Um idoso de 84 anos conseguiu manter decisão que obriga uma clínica oftalmológica a custear integralmente seu tratamento ocular, incluindo consultas, exames, procedimentos ambulatoriais e medicamentos prescritos, após mudança no quadro clínico que tornou inadequada a cirurgia inicialmente determinada. A Quarta Câmara de Direito Privado do Tribunal de Justiça de Mato Grosso negou recurso da empresa e confirmou a tutela de urgência.

O paciente ajuizou ação de obrigação de fazer com pedido de indenização por danos morais e materiais. Inicialmente, havia sido determinada a realização de cirurgia de vitrectomia para retirada de substância ocular. Contudo, com a evolução do quadro e a realização do procedimento, a medida perdeu o objeto. Diante disso, o juízo de origem adequou a tutela para garantir a continuidade do tratamento clínico voltado à recuperação da córnea e à preservação da visão do olho direito.
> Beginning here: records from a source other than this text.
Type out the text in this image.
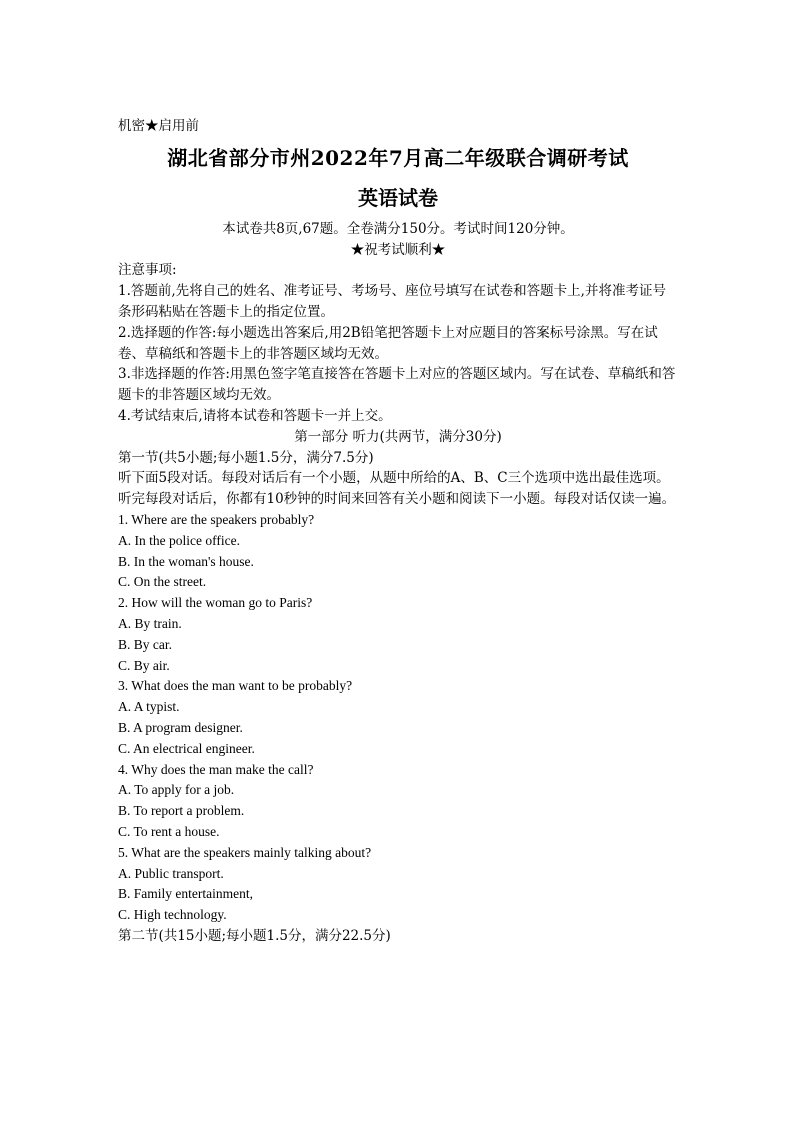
机密★启用前
湖北省部分市州2022年7月高二年级联合调研考试
英语试卷
本试卷共8页,67题。全卷满分150分。考试时间120分钟。
★祝考试顺利★
注意事项:
1.答题前,先将自己的姓名、准考证号、考场号、座位号填写在试卷和答题卡上,并将准考证号条形码粘贴在答题卡上的指定位置。
2.选择题的作答:每小题选出答案后,用2B铅笔把答题卡上对应题目的答案标号涂黑。写在试卷、草稿纸和答题卡上的非答题区域均无效。
3.非选择题的作答:用黑色签字笔直接答在答题卡上对应的答题区域内。写在试卷、草稿纸和答题卡的非答题区域均无效。
4.考试结束后,请将本试卷和答题卡一并上交。
第一部分 听力(共两节，满分30分)
第一节(共5小题;每小题1.5分，满分7.5分)
听下面5段对话。每段对话后有一个小题，从题中所给的A、B、C三个选项中选出最佳选项。听完每段对话后，你都有10秒钟的时间来回答有关小题和阅读下一小题。每段对话仅读一遍。
1. Where are the speakers probably?
A. In the police office.
B. In the woman's house.
C. On the street.
2. How will the woman go to Paris?
A. By train.
B. By car.
C. By air.
3. What does the man want to be probably?
A. A typist.
B. A program designer.
C. An electrical engineer.
4. Why does the man make the call?
A. To apply for a job.
B. To report a problem.
C. To rent a house.
5. What are the speakers mainly talking about?
A. Public transport.
B. Family entertainment,
C. High technology.
第二节(共15小题;每小题1.5分，满分22.5分)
A clínica recorreu, sustentando que a nova decisão impôs obrigação ampla e contínua de custeio sem delimitação técnica ou temporal, bem como sem realização prévia de perícia médica para comprovar eventual nexo causal entre sua conduta e o atual problema. Alegou ainda que o comprometimento visual teria relação com cirurgia anterior realizada em outra unidade de saúde e que parte do atendimento vinha sendo viabilizada pelo Sistema Único de Saúde.

Ao analisar o recurso, a relatora, desembargadora Anglizey Solivan de Oliveira, destacou que a decisão questionada apenas ajustou a tutela de urgência à realidade clínica superveniente, conforme autoriza o artigo 296 do Código de Processo Civil. Ressaltou que, nesta fase processual, não se discute de forma definitiva a existência de erro médico ou responsabilidade civil, matérias que dependem de instrução probatória mais aprofundada, inclusive eventual perícia.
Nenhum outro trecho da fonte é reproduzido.